Tang Hao, Liu Dong, Qi Hai-Feng, Liang Ze-Ping, Zhang Xiu-Zhu, Jiang Dong-Po, Zhang Lian-Yang
Trauma Center, State Key Laboratory of Trauma, Burns and Combined Injury, Institute of Surgery Research, Daping Hospital, Third Military Medical University, Chongqing 400042, China.
Trauma Center, State Key Laboratory of Trauma, Burns and Combined Injury, Institute of Surgery Research, Daping Hospital, Third Military Medical University, Chongqing 400042, China.
Chin J Traumatol. 2018 Feb;21(1):20-26. doi: 10.1016/j.cjtee.2017.08.008. Epub 2018 Jan 31.
To evaluate the effect of retention sutures on abdominal pressure and postoperative prognosis in abdominal surgery patients.
This prospective cohort study included patients who were admitted to Daping Hospital from May 15, 2014 to October 11, 2014. A total of 57 patients were enrolled, including 18 patients in the "U" type retention suture group, 17 patients in the intermittent retention suture group, and 22 patients in non-retention suture group.
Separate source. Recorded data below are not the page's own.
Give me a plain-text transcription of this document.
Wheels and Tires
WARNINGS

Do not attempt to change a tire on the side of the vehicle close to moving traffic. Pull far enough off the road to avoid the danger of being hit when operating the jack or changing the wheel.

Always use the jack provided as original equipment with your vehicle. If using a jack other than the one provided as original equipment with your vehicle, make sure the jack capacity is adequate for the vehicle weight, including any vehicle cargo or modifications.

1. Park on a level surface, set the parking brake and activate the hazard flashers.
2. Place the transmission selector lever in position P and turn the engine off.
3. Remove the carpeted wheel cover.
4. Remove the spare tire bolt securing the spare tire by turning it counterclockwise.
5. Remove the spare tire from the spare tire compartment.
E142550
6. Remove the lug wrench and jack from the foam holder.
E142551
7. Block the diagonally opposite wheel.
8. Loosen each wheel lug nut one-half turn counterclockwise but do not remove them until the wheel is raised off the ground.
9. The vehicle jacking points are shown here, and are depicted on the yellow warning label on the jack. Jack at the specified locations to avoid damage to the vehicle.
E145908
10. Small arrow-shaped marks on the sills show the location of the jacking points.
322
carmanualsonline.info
The demographic data, clinical data and risk factors for abdominal wound dehiscence were recorded. The bladder pressure (IVP) was monitored preoperatively, intraoperatively, and four days postoperatively. Additionally, the incidence of abdominal wound dehiscence and infection 14 days after the operation was recorded.
During the operation, the IVP decreased and then increased; it was at its lowest 1 h after the start of the operation (5.3 mmHg ± 3.2 mmHg) and peaked after tension-reducing (8.8 mmHg ± 4.0 mmHg). The IVP values in the "U" type retention suture group and intermittent retention suture group were higher than in the non-retention suture group 4 days after operation (p < 0.005). The Visual Analogue Scale (VAS) pain scores were 3.9 ± 2.2, 3.8 ± 2.0, and 3.0 ± 1.0 in the retention suture group, intermittent retention suture group and non-retention suture group, respectively. The VAS pain scores in the "U" type tension-reducing group and intermittent tension-reducing group were higher than in the non-tension-reducing group (p < 0.005).
Although retention sutures may reduce the incidence of postoperative wound dehiscence in abdominal surgery patients, they can increase the IVP and postoperative pain.
评估腹部手术患者中保留缝线对腹内压及术后预后的影响。
这项前瞻性队列研究纳入了2014年5月15日至2014年10月11日入住大坪医院的患者。共纳入57例患者,其中“U”型保留缝线组18例,间断保留缝线组17例,非保留缝线组22例。记录人口统计学数据、临床数据及腹部伤口裂开的危险因素。术前、术中及术后4天监测膀胱压力(IVP)。此外,记录术后14天腹部伤口裂开及感染的发生率。
手术过程中,IVP先降低后升高;在手术开始后1小时最低(5.3 mmHg ± 3.2 mmHg),在减张后达到峰值(8.8 mmHg ± 4.0 mmHg)。术后4天,“U”型保留缝线组和间断保留缝线组的IVP值高于非保留缝线组(p < 0.005)。保留缝线组、间断保留缝线组和非保留缝线组的视觉模拟评分(VAS)疼痛评分分别为3.9 ± 2.2、3.8 ± 2.0和3.0 ± 1.0。“U”型减张组和间断减张组的VAS疼痛评分高于非减张组(p < 0.005)。
虽然保留缝线可能降低腹部手术患者术后伤口裂开的发生率,但会增加IVP及术后疼痛。